The company’s popular Falcon Sensor software appears to be the origin of the issue. Falcon is an antivirus platform used to secure “endpoints” like laptops, servers, mobile devices and point-of-sale systems. In order to monitor these endpoints for malicious software and suspicious activity, CrowdStrike software has deep-level access to the device’s operating system.
This is known as kernel-level access, referring to the core level of a computer’s operating system that facilitates interactions between software and hardware. Cybersecurity software often needs this highly privileged access so that it can access any part of a computer’s system that hackers may target.
The update that CrowdStrike pushed appears to have impacted the kernel-level driver that CrowdStrike uses to monitor devices for malware, according to IT analysts. The faulty code appears to be interacting with the Windows operating system and causing computers to crash.
These affected devices then get stuck in a cycle called boot looping, in which the computer fails to complete its regular boot up sequence and then reboots in a seemingly endless cycle.
What’s the solution?
CrowdStrike says it has deployed a patch to fix the faulty software update but that won’t immediately resolve the outage.
This is because the computers impacted by the outage cannot boot up and get online to receive the fix. Instead, IT admins around the world will have to physically go into a machine’s system and delete the faulty driver.

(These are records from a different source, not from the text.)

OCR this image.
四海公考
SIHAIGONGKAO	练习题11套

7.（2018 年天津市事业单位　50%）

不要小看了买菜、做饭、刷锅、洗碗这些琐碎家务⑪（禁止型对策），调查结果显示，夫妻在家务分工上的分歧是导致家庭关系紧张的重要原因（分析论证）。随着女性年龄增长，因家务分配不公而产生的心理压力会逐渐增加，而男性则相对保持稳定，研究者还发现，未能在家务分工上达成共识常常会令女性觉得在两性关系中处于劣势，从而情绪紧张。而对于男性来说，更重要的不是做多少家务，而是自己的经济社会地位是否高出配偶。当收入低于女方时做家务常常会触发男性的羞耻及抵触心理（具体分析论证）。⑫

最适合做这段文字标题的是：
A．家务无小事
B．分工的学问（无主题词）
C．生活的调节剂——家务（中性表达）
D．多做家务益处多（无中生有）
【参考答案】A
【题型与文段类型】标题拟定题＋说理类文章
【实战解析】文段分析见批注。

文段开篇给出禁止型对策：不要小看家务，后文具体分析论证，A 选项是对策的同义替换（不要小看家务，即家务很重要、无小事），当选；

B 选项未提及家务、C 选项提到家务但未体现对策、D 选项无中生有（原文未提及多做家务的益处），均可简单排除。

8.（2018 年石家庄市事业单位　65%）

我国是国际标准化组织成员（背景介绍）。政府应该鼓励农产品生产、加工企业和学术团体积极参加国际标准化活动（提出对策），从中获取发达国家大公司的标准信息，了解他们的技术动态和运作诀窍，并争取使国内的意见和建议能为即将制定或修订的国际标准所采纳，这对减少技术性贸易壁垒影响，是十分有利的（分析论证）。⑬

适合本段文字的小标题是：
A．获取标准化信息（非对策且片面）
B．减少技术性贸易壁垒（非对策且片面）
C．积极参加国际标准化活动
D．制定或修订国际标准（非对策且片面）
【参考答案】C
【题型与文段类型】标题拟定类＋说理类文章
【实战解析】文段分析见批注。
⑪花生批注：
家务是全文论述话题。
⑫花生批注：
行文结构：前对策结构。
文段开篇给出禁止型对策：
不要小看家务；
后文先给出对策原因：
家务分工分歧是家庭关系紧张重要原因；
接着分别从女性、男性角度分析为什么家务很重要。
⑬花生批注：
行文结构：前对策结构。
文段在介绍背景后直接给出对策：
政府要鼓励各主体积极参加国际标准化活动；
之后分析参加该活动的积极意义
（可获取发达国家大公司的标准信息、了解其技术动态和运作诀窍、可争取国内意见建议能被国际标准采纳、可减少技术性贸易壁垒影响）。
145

CrowdStrike provided the following workaround steps:
- Boot Windows into Safe Mode or the Windows Recovery Environment
- Navigate to the C:\Windows\System32\drivers\CrowdStrike directory
- Locate the file matching “C-00000291*.sys”, and delete it.
- Boot the host normally.
Others have found success in simply rebooting affected computers over and over again, in the hopes the CrowdStrike update gets pushed through the network before the machine hits the Blue Screen of Death.